All of this is great, except that this makes current Higher Ed even more a thing of the past. When middle class careers are breaking down, institutions are croaking about employability of the last century variety. Online technologies have been stripped to become TV with quizzes, and the field is littered with failed attempts to transfer the broadcast mentality of the current teaching into the brave new world of peer-to-peer conversations. And, the institutional presumptions, buffeted by 'Oxford Pretense' (which can roughly be the British equivalent of American 'Carnegie Creep' or more contemporary 'Harvard Envy'), run amok, missing out on all too obvious 'feature fatigue' as evidenced in growing enrolments in no-frills For-Profit schools across the world.
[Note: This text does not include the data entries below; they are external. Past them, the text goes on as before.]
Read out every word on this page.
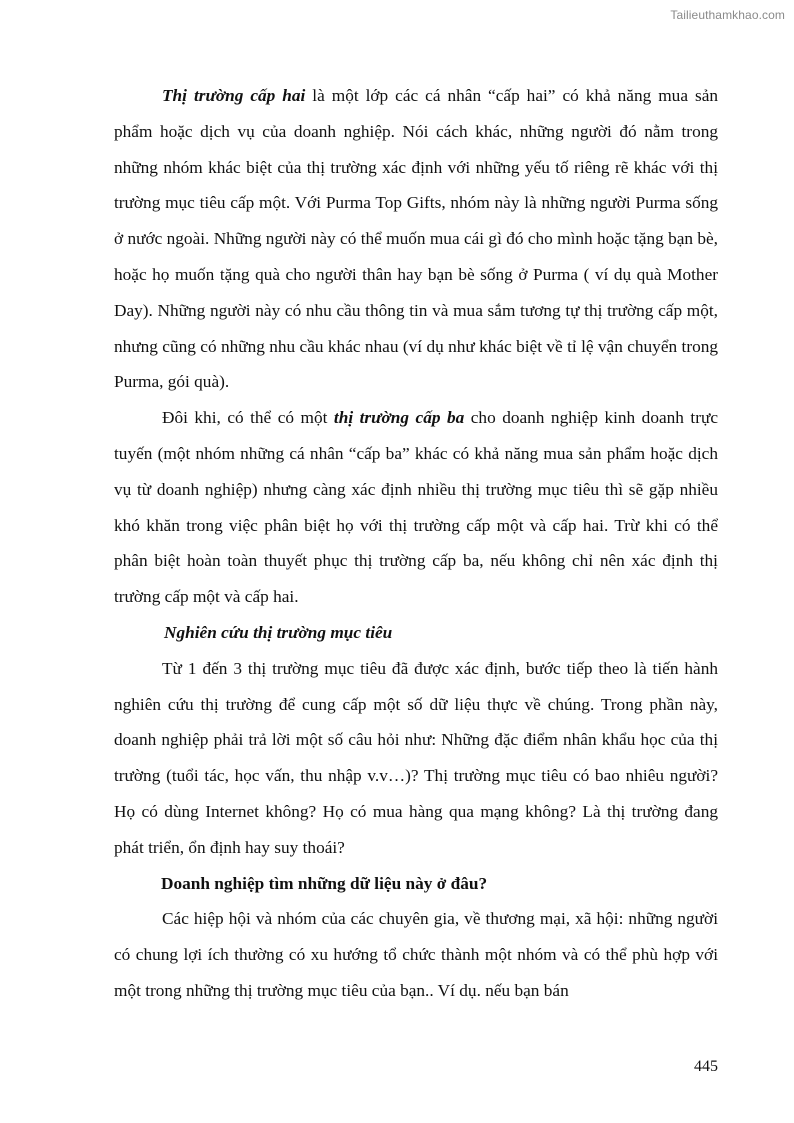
Tailieuthamkhao.com

Thị trường cấp hai là một lớp các cá nhân “cấp hai” có khả năng mua sản phẩm hoặc dịch vụ của doanh nghiệp. Nói cách khác, những người đó nằm trong những nhóm khác biệt của thị trường xác định với những yếu tố riêng rẽ khác với thị trường mục tiêu cấp một. Với Purma Top Gifts, nhóm này là những người Purma sống ở nước ngoài. Những người này có thể muốn mua cái gì đó cho mình hoặc tặng bạn bè, hoặc họ muốn tặng quà cho người thân hay bạn bè sống ở Purma ( ví dụ quà Mother Day). Những người này có nhu cầu thông tin và mua sắm tương tự thị trường cấp một, nhưng cũng có những nhu cầu khác nhau (ví dụ như khác biệt về tỉ lệ vận chuyển trong Purma, gói quà).

Đôi khi, có thể có một thị trường cấp ba cho doanh nghiệp kinh doanh trực tuyến (một nhóm những cá nhân “cấp ba” khác có khả năng mua sản phẩm hoặc dịch vụ từ doanh nghiệp) nhưng càng xác định nhiều thị trường mục tiêu thì sẽ gặp nhiều khó khăn trong việc phân biệt họ với thị trường cấp một và cấp hai. Trừ khi có thể phân biệt hoàn toàn thuyết phục thị trường cấp ba, nếu không chỉ nên xác định thị trường cấp một và cấp hai.

Nghiên cứu thị trường mục tiêu

Từ 1 đến 3 thị trường mục tiêu đã được xác định, bước tiếp theo là tiến hành nghiên cứu thị trường để cung cấp một số dữ liệu thực về chúng. Trong phần này, doanh nghiệp phải trả lời một số câu hỏi như: Những đặc điểm nhân khẩu học của thị trường (tuổi tác, học vấn, thu nhập v.v…)? Thị trường mục tiêu có bao nhiêu người? Họ có dùng Internet không? Họ có mua hàng qua mạng không? Là thị trường đang phát triển, ổn định hay suy thoái?

Doanh nghiệp tìm những dữ liệu này ở đâu?

Các hiệp hội và nhóm của các chuyên gia, về thương mại, xã hội: những người có chung lợi ích thường có xu hướng tổ chức thành một nhóm và có thể phù hợp với một trong những thị trường mục tiêu của bạn.. Ví dụ. nếu bạn bán

445
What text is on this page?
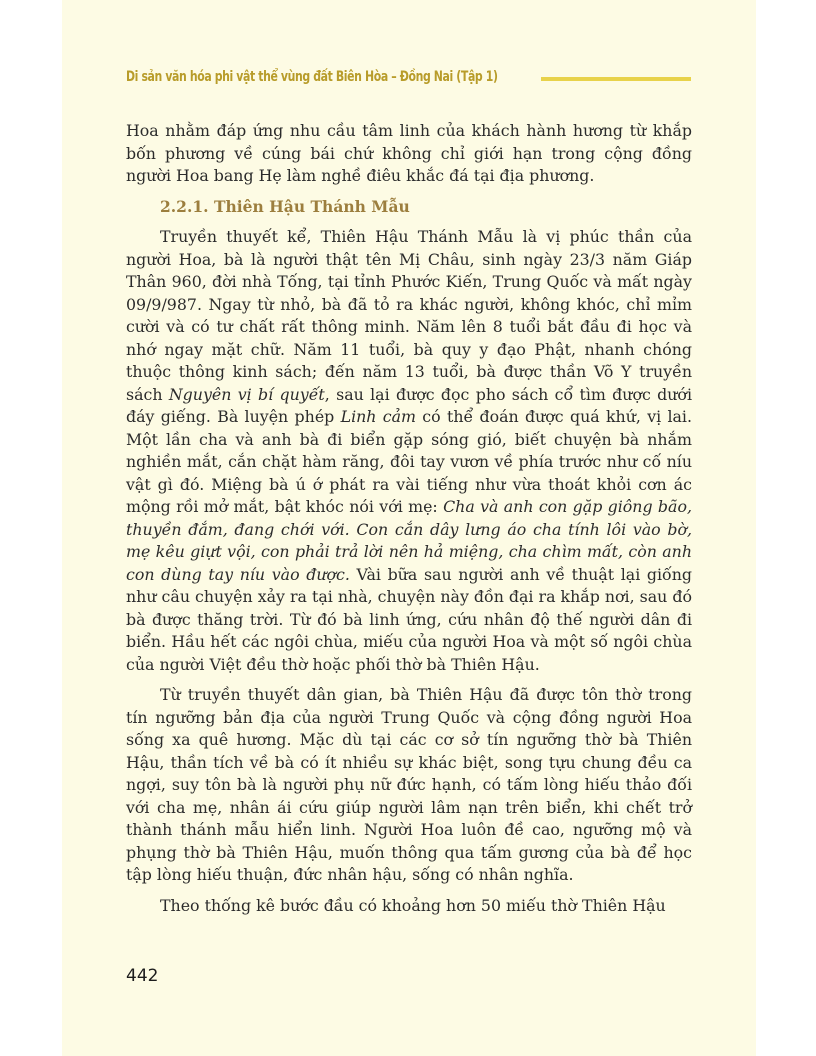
Di sản văn hóa phi vật thể vùng đất Biên Hòa – Đồng Nai (Tập 1)

Hoa nhằm đáp ứng nhu cầu tâm linh của khách hành hương từ khắp bốn phương về cúng bái chứ không chỉ giới hạn trong cộng đồng người Hoa bang Hẹ làm nghề điêu khắc đá tại địa phương.

2.2.1. Thiên Hậu Thánh Mẫu

Truyền thuyết kể, Thiên Hậu Thánh Mẫu là vị phúc thần của người Hoa, bà là người thật tên Mị Châu, sinh ngày 23/3 năm Giáp Thân 960, đời nhà Tống, tại tỉnh Phước Kiến, Trung Quốc và mất ngày 09/9/987. Ngay từ nhỏ, bà đã tỏ ra khác người, không khóc, chỉ mỉm cười và có tư chất rất thông minh. Năm lên 8 tuổi bắt đầu đi học và nhớ ngay mặt chữ. Năm 11 tuổi, bà quy y đạo Phật, nhanh chóng thuộc thông kinh sách; đến năm 13 tuổi, bà được thần Võ Y truyền sách Nguyên vị bí quyết, sau lại được đọc pho sách cổ tìm được dưới đáy giếng. Bà luyện phép Linh cảm có thể đoán được quá khứ, vị lai. Một lần cha và anh bà đi biển gặp sóng gió, biết chuyện bà nhắm nghiền mắt, cắn chặt hàm răng, đôi tay vươn về phía trước như cố níu vật gì đó. Miệng bà ú ớ phát ra vài tiếng như vừa thoát khỏi cơn ác mộng rồi mở mắt, bật khóc nói với mẹ: Cha và anh con gặp giông bão, thuyền đắm, đang chới với. Con cắn dây lưng áo cha tính lôi vào bờ, mẹ kêu giựt vội, con phải trả lời nên hả miệng, cha chìm mất, còn anh con dùng tay níu vào được. Vài bữa sau người anh về thuật lại giống như câu chuyện xảy ra tại nhà, chuyện này đồn đại ra khắp nơi, sau đó bà được thăng trời. Từ đó bà linh ứng, cứu nhân độ thế người dân đi biển. Hầu hết các ngôi chùa, miếu của người Hoa và một số ngôi chùa của người Việt đều thờ hoặc phối thờ bà Thiên Hậu.

Từ truyền thuyết dân gian, bà Thiên Hậu đã được tôn thờ trong tín ngưỡng bản địa của người Trung Quốc và cộng đồng người Hoa sống xa quê hương. Mặc dù tại các cơ sở tín ngưỡng thờ bà Thiên Hậu, thần tích về bà có ít nhiều sự khác biệt, song tựu chung đều ca ngợi, suy tôn bà là người phụ nữ đức hạnh, có tấm lòng hiếu thảo đối với cha mẹ, nhân ái cứu giúp người lâm nạn trên biển, khi chết trở thành thánh mẫu hiển linh. Người Hoa luôn đề cao, ngưỡng mộ và phụng thờ bà Thiên Hậu, muốn thông qua tấm gương của bà để học tập lòng hiếu thuận, đức nhân hậu, sống có nhân nghĩa.

Theo thống kê bước đầu có khoảng hơn 50 miếu thờ Thiên Hậu

442
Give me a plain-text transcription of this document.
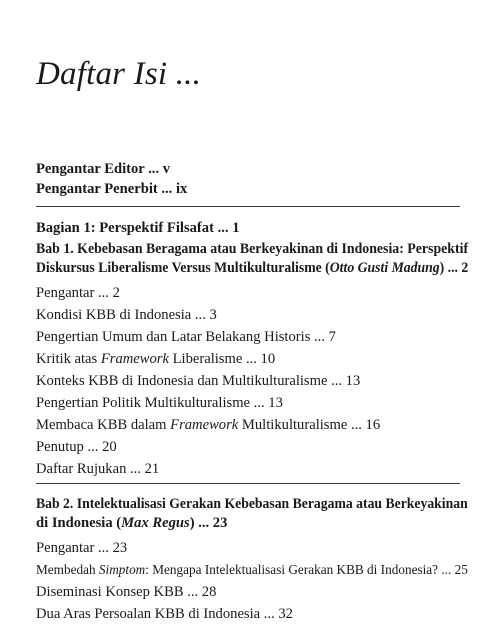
Daftar Isi ...
Pengantar Editor ... v
Pengantar Penerbit ... ix
Bagian 1: Perspektif Filsafat ... 1
Bab 1. Kebebasan Beragama atau Berkeyakinan di Indonesia: Perspektif
Diskursus Liberalisme Versus Multikulturalisme (Otto Gusti Madung) ... 2
Pengantar ... 2
Kondisi KBB di Indonesia ... 3
Pengertian Umum dan Latar Belakang Historis ... 7
Kritik atas Framework Liberalisme ... 10
Konteks KBB di Indonesia dan Multikulturalisme ... 13
Pengertian Politik Multikulturalisme ... 13
Membaca KBB dalam Framework Multikulturalisme ... 16
Penutup ... 20
Daftar Rujukan ... 21
Bab 2. Intelektualisasi Gerakan Kebebasan Beragama atau Berkeyakinan
di Indonesia (Max Regus) ... 23
Pengantar ... 23
Membedah Simptom: Mengapa Intelektualisasi Gerakan KBB di Indonesia? ... 25
Diseminasi Konsep KBB ... 28
Dua Aras Persoalan KBB di Indonesia ... 32
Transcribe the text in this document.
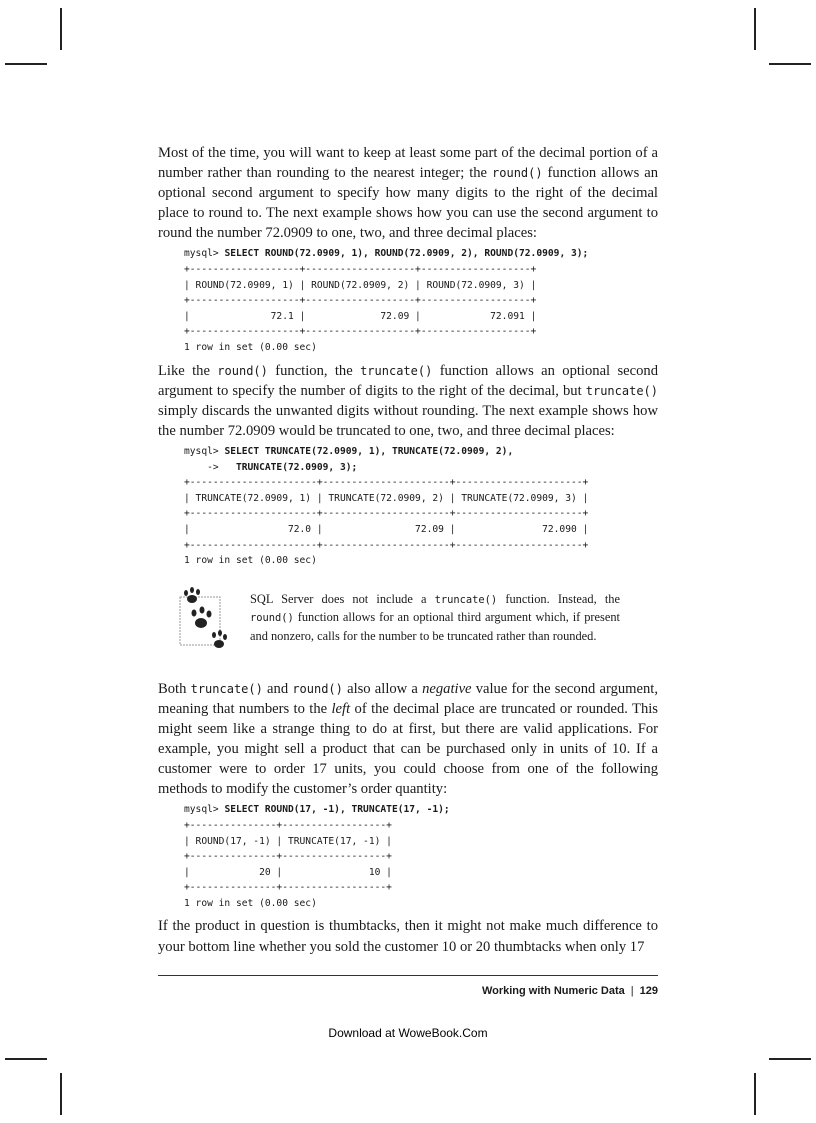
Most of the time, you will want to keep at least some part of the decimal portion of a number rather than rounding to the nearest integer; the round() function allows an optional second argument to specify how many digits to the right of the decimal place to round to. The next example shows how you can use the second argument to round the number 72.0909 to one, two, and three decimal places:

mysql> SELECT ROUND(72.0909, 1), ROUND(72.0909, 2), ROUND(72.0909, 3);
+-------------------+-------------------+-------------------+
| ROUND(72.0909, 1) | ROUND(72.0909, 2) | ROUND(72.0909, 3) |
+-------------------+-------------------+-------------------+
|              72.1 |             72.09 |            72.091 |
+-------------------+-------------------+-------------------+
1 row in set (0.00 sec)

Like the round() function, the truncate() function allows an optional second argument to specify the number of digits to the right of the decimal, but truncate() simply discards the unwanted digits without rounding. The next example shows how the number 72.0909 would be truncated to one, two, and three decimal places:

mysql> SELECT TRUNCATE(72.0909, 1), TRUNCATE(72.0909, 2),
->   TRUNCATE(72.0909, 3);
+----------------------+----------------------+----------------------+
| TRUNCATE(72.0909, 1) | TRUNCATE(72.0909, 2) | TRUNCATE(72.0909, 3) |
+----------------------+----------------------+----------------------+
|                 72.0 |                72.09 |               72.090 |
+----------------------+----------------------+----------------------+
1 row in set (0.00 sec)
SQL Server does not include a truncate() function. Instead, the round() function allows for an optional third argument which, if present and nonzero, calls for the number to be truncated rather than rounded.

Both truncate() and round() also allow a negative value for the second argument, meaning that numbers to the left of the decimal place are truncated or rounded. This might seem like a strange thing to do at first, but there are valid applications. For example, you might sell a product that can be purchased only in units of 10. If a customer were to order 17 units, you could choose from one of the following methods to modify the customer’s order quantity:

mysql> SELECT ROUND(17, -1), TRUNCATE(17, -1);
+---------------+------------------+
| ROUND(17, -1) | TRUNCATE(17, -1) |
+---------------+------------------+
|            20 |               10 |
+---------------+------------------+
1 row in set (0.00 sec)

If the product in question is thumbtacks, then it might not make much difference to your bottom line whether you sold the customer 10 or 20 thumbtacks when only 17

Working with Numeric Data | 129
Download at WoweBook.Com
So, in a way, Higher Ed is an engine heading in a meaningless direction full steam. The sector believes that public reverence about institutions guarantees it an irrevocable role in modern society; indeed, the Higher Ed leaders must talk more frequently with Church leaders and Bankers how well such presumptions hold true. With institutions, Press, Police, Politicians, falling off the mantle all around us, walking in sleep, as the universities tend to do, isn't a good idea any more. It needs an update, a new paradigm - okay, a new purpose: When the system is broken, it is incumbent on the Educators who come up with new ideas. The sector must look beyond snake oil of middle class jobs to see how it can equip pupils to adjust and live in the modern world: What new values, as opposed to the old ones, do they need to espouse to be successful? The sector must take the lead to understand what it means to have the technologies that we have, how does it change the conversations not just in societies but about them. And, it must offer alternate ideas than just blind faith in institutions, indeed the same cloak behind which it hides itself, and redefine how one would find a moral living even within the atomised anonymity of the modern life.